La plupart des promesses de financements climatiques réalisées jusqu’ici sont des prêts ou des fonds recyclés

Selon une note publiée par Oxfam en amont de la conférence de Doha sur le climat, les pays en développement n’ont toujours aucune certitude quant aux financements qu’ils vont obtenir à partir de 2013 pour réduire leurs émissions de CO2 et s’adapter aux impacts dévastateurs du changement climatique.

Durant les discussions de Copenhague en 2009, les pays développés s‘étaient engagés à financer à hauteur de 100 milliards de dollars par an d’ici à 2020 les financements climat et ont effectué un premier versement de 30 milliards de dollars entre 2010 et 2012, appelé « financement précoce ». Dans un peu plus d’un mois, cet engagement va expirer, alors que les caisses du Fonds vert pour le climat restent vides.

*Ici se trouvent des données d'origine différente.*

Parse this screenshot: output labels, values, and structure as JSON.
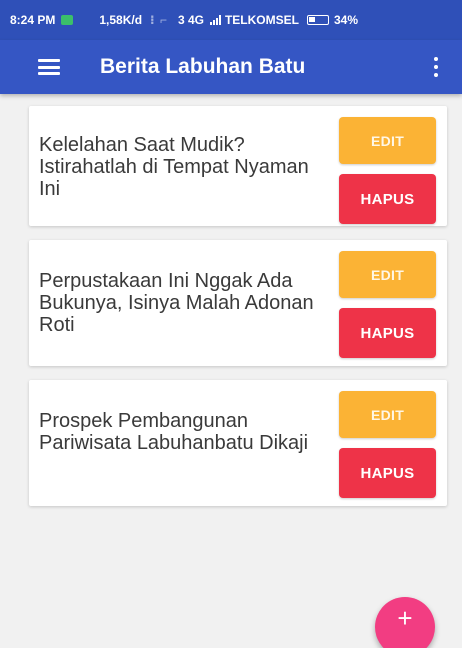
{
  "status_bar": {
    "time": "8:24 PM",
    "speed": "1,58K/d",
    "dim_icons": "⁝ ⌐",
    "network": "3 4G",
    "carrier": "TELKOMSEL",
    "battery_percent": "34%"
  },
  "app_bar": {
    "title": "Berita Labuhan Batu",
    "icons": [
      "menu-icon",
      "more-vert-icon"
    ]
  },
  "news_items": [
    {
      "title": "Kelelahan Saat Mudik? Istirahatlah di Tempat Nyaman Ini",
      "edit_label": "EDIT",
      "delete_label": "HAPUS"
    },
    {
      "title": "Perpustakaan Ini Nggak Ada Bukunya, Isinya Malah Adonan Roti",
      "edit_label": "EDIT",
      "delete_label": "HAPUS"
    },
    {
      "title": "Prospek Pembangunan Pariwisata Labuhanbatu Dikaji",
      "edit_label": "EDIT",
      "delete_label": "HAPUS"
    }
  ],
  "fab": {
    "label": "+",
    "icon": "add-icon"
  },
  "colors": {
    "status_bar": "#2f50b8",
    "app_bar": "#3556c4",
    "edit_button": "#fbb335",
    "delete_button": "#ee3348",
    "fab": "#f23d82",
    "background": "#f1f1f1"
  }
}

Oxfam publie ce dimanche 25 novembre une note sur les engagements des pays développés au titre des financements précoces. Malgré le fait que l’accord conclu à Copenhague indique que les financements climat seraient « nouveaux et additionnels », Oxfam estime que seulement 33% du financement précoce peut être considéré comme nouveau – le reste des financements ayant été promis avant la conférence de Copenhague – et que 24% tout au plus était additionnel aux promesses d’aide antérieures.

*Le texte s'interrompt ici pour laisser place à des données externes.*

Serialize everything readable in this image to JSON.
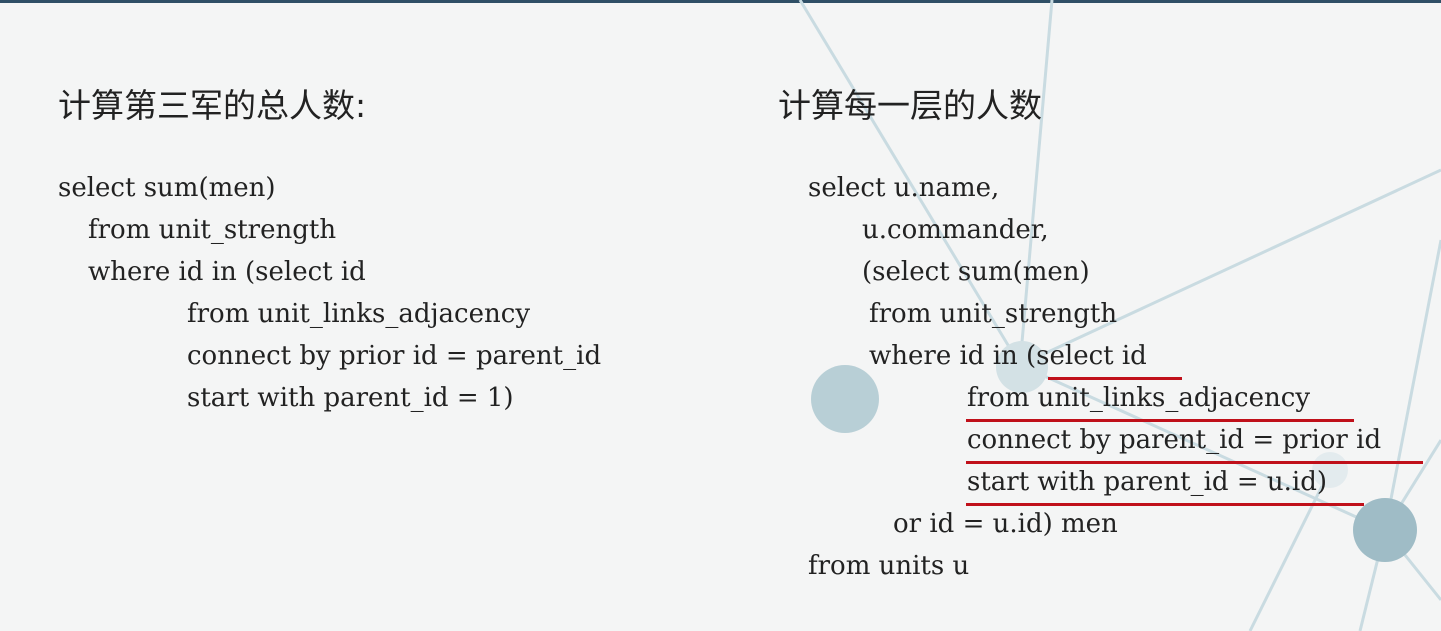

Des financements sous forme de prêts

Seulement 43% du financement précoce a été versé sous forme de subventions. Celui-ci est en fait en grande partie constitué de prêts que les pays en développement devront rembourser avec différents niveaux d’intérêts. A peine 21% des fonds sont réservés au soutien aux programmes d’adaptation, afin d’aider les communautés à devenir plus résilientes face aux impacts du changement climatique.

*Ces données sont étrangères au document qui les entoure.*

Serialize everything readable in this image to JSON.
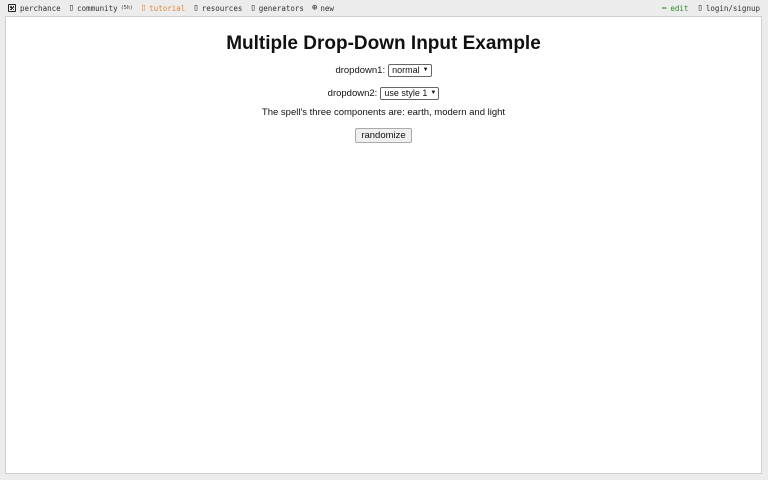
{
  "nav": {
    "brand": "perchance",
    "community": "community",
    "community_count": "(5h)",
    "tutorial": "tutorial",
    "resources": "resources",
    "generators": "generators",
    "new": "new",
    "edit": "edit",
    "login": "login/signup"
  },
  "page": {
    "title": "Multiple Drop-Down Input Example",
    "dropdown1_label": "dropdown1:",
    "dropdown1_value": "normal",
    "dropdown2_label": "dropdown2:",
    "dropdown2_value": "use style 1",
    "sentence": "The spell's three components are: earth, modern and light",
    "randomize_label": "randomize"
  },
  "colors": {
    "tutorial": "#e0883c",
    "edit": "#2e8b2e"
  }
}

Pour Tim Gore, conseiller d’Oxfam sur les changements climatiques, « ces déficits de financements, les évènements météorologiques extrêmes et la fin des financements précoces en décembre prochain devraient pousser les dirigeants politiques à travailler de toute urgence pour augmenter les financements climat à Doha ».

« Alors que l’année 2012 s’achève, les pays en développement n’ont aucune certitude quant à la façon dont ils seront soutenus pour s’adapter au changement climatique », ajoute Tim Gore.

A la recherche de nouvelles sources de financement

« Il y a un vrai danger que les financements climat soient réduits en 2013 alors qu’ils devraient au contraire être augmentés.

« Les négociations climatiques de cette année ont lieu juste après la tempête Sandy, un désastre aggravé par le changement climatique. Les sécheresses qui ont eu lieu en 2012 aux Etats-Unis et en Russie, provoquant une flambée des prix alimentaires et fragilisant l’accès à la nourriture pour les ménages les plus pauvres dans les pays en développement, ont démontré l’urgence des financements climat.

« Les pays développés doivent trouver de nouvelles sources de financement en complément des budgets d’aide publique au développement afin d’honorer leur engagement de 100 milliards de dollars sans avoir à détourner cet argent d’autres priorités liées à la lutte contre la pauvreté, comme la santé ou l’éducation. »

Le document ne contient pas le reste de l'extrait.